Golshifteh Farahani a été nommée au César du Meilleur espoir féminin en 2014 pour Syngué sabour Pierre de patience.
Valeska Grisebach (* 1968)
Même si elle n’a réalisé pour l’instant que trois films, l’Allemande Valeska Grisebach a d’ores et déjà su s’imposer sur la scène du cinéma international. Après avoir été remarquée aux festivals de Turin et de Toronto pour son film de fin d’études, elle est invitée en compétition au Festival de Berlin dès son premier long-métrage professionnel en 2006 avec Désir[s]. Il lui faudra une dizaine d’années avant de transformer l’essai grâce à Western, présenté au Festival de Cannes dans Un certain regard en 2017. Elle avait participé au scénario de AEIOU L’Alphabet rapide de l’amour de Nicolette Krebitz, en compétition à Berlin l’année dernière.
Radu Jude (* 1977)
Sans l’ombre d’un doute un habitué du Festival de Berlin, le réalisateur roumain Radu Jude y avait fait une première fois escale en 2009 avec son premier film La Fille la plus heureuse du monde, alors présenté au Forum. Cette section parallèle lui a de nouveau été favorable avec Papa vient dimanche et Uppercase print. En 2015, sa promotion en compétition avec Aferim ! lui avait d’emblée valu l’Ours d’argent du Meilleur réalisateur. Radu Jude a connu l’apogée de son sacre berlinois il y a deux ans, grâce à l’Ours d’or pour Bad Luck Banging or Loony Porn, adoubé par un jury collégial, composé d’anciens lauréats de la récompense suprême du festival.

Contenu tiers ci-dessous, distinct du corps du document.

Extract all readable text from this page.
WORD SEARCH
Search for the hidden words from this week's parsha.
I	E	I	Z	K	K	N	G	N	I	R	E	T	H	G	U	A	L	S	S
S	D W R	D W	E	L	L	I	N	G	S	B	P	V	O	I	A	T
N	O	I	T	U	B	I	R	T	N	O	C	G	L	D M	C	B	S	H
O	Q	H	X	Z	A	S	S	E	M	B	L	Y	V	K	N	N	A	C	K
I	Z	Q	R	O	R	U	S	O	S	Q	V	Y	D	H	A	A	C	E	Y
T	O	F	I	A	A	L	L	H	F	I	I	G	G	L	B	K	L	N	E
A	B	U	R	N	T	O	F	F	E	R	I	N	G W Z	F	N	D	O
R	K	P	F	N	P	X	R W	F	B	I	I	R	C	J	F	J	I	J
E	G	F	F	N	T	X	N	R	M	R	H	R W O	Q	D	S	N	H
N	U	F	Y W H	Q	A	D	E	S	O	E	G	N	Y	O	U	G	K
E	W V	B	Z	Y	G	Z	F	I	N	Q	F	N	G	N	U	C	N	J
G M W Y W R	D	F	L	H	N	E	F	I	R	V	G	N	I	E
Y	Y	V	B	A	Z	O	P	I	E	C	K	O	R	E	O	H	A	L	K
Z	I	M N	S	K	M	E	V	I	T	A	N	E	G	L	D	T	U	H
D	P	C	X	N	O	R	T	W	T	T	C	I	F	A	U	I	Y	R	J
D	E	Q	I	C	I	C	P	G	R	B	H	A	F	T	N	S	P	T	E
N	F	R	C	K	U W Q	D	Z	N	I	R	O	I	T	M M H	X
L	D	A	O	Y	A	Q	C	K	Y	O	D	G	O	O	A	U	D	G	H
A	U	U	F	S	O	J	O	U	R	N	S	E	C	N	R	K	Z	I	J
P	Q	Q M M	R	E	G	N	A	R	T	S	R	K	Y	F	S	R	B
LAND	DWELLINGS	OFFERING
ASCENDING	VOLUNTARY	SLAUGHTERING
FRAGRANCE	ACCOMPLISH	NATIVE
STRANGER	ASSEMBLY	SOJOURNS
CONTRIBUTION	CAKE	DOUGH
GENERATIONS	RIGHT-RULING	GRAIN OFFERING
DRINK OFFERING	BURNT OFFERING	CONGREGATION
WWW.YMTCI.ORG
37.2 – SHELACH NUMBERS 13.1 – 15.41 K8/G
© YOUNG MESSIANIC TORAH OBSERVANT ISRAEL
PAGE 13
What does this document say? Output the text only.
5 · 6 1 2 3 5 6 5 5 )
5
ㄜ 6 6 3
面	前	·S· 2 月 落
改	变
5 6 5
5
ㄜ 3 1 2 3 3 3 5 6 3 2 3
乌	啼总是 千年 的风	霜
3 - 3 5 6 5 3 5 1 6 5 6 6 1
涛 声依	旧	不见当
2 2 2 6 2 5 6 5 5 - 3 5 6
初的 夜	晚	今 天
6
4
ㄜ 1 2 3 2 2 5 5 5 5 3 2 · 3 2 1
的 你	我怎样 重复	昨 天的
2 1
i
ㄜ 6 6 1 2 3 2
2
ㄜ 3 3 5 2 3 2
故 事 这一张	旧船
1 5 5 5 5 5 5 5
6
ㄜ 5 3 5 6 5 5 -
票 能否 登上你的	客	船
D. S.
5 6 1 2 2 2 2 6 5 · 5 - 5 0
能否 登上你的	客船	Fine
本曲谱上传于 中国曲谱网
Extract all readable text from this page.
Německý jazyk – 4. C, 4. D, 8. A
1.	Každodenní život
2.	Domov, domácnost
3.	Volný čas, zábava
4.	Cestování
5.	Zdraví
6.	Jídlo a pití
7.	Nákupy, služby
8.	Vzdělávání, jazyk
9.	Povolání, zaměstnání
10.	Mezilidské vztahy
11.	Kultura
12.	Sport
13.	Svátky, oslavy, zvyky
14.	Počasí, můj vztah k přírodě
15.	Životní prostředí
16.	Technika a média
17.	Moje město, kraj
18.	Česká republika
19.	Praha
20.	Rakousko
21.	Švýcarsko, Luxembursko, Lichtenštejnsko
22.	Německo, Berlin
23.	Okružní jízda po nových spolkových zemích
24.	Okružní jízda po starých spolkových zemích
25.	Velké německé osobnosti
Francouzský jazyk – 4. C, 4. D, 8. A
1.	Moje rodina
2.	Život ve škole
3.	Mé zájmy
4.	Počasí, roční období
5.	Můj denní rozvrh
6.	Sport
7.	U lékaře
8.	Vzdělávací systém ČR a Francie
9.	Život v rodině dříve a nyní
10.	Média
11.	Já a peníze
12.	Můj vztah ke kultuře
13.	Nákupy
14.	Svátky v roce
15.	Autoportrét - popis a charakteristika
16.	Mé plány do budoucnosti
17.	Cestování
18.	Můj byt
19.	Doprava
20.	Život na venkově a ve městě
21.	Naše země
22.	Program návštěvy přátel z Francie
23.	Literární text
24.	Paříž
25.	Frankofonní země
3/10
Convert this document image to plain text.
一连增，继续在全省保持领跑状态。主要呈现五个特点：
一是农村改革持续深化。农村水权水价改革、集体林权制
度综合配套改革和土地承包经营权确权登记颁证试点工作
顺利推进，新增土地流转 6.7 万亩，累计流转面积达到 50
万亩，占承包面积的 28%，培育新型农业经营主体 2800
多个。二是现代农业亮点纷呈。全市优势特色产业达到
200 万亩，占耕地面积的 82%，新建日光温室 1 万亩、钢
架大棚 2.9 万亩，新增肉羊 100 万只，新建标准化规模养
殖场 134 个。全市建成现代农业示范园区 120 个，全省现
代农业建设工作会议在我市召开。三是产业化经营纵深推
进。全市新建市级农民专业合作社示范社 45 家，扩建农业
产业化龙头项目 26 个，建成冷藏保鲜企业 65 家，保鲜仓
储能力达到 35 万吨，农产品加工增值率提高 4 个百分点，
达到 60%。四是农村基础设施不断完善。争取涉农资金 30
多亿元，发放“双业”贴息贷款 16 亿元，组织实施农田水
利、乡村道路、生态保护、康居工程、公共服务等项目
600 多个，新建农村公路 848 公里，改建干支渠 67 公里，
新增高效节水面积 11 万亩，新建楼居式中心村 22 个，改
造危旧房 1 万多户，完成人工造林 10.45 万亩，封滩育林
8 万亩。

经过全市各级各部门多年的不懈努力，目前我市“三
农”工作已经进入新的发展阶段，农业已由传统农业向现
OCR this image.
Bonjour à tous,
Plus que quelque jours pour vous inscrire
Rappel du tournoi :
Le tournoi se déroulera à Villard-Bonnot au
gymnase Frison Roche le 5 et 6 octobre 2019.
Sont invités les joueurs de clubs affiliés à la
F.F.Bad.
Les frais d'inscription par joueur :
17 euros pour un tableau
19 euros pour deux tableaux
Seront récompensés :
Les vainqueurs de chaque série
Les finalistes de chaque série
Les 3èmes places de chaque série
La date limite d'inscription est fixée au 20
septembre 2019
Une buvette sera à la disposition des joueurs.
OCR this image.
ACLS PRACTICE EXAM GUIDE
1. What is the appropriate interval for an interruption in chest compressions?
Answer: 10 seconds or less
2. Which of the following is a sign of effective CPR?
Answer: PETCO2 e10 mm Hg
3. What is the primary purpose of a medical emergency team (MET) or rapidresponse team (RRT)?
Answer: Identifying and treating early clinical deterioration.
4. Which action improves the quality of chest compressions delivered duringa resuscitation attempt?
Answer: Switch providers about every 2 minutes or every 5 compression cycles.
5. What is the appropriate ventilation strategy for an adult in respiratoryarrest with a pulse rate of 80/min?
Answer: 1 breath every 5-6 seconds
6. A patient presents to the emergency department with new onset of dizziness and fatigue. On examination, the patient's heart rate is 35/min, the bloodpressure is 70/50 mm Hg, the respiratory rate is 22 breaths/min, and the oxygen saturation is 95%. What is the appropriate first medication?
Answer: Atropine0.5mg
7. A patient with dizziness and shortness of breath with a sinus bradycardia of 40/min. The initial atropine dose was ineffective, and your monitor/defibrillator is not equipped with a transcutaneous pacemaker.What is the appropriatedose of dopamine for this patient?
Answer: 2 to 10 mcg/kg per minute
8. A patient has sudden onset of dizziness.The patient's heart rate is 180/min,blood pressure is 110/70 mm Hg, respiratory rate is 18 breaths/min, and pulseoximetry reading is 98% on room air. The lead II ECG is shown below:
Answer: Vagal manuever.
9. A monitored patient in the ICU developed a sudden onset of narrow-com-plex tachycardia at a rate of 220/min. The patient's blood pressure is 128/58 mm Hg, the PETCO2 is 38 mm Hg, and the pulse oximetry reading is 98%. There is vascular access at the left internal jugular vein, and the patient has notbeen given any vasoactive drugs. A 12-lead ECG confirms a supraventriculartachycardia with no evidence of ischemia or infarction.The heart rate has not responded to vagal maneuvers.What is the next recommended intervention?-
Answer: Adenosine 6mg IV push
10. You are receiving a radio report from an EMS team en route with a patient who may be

Entre-temps, il avait présenté Cœurs cicatrisés au Festival de Locarno et Peu m’importe si l’histoire nous considère comme des barbares à celui de Karlovy Vary. A Cannes, il avait présenté l’année dernière son court-métrage The Potemkinists à la Quinzaine des réalisateurs.
Francine Maisler (* 1961)
Ce n’est pas parce que le métier de directrice de casting passe hélas souvent inaperçu que le travail de l’Américaine Francine Maisler est moins impressionnant. Depuis ses premiers films au milieu des années 1990, elle a en effet assuré la distribution judicieuse des rôles dans plus d’une centaine de films !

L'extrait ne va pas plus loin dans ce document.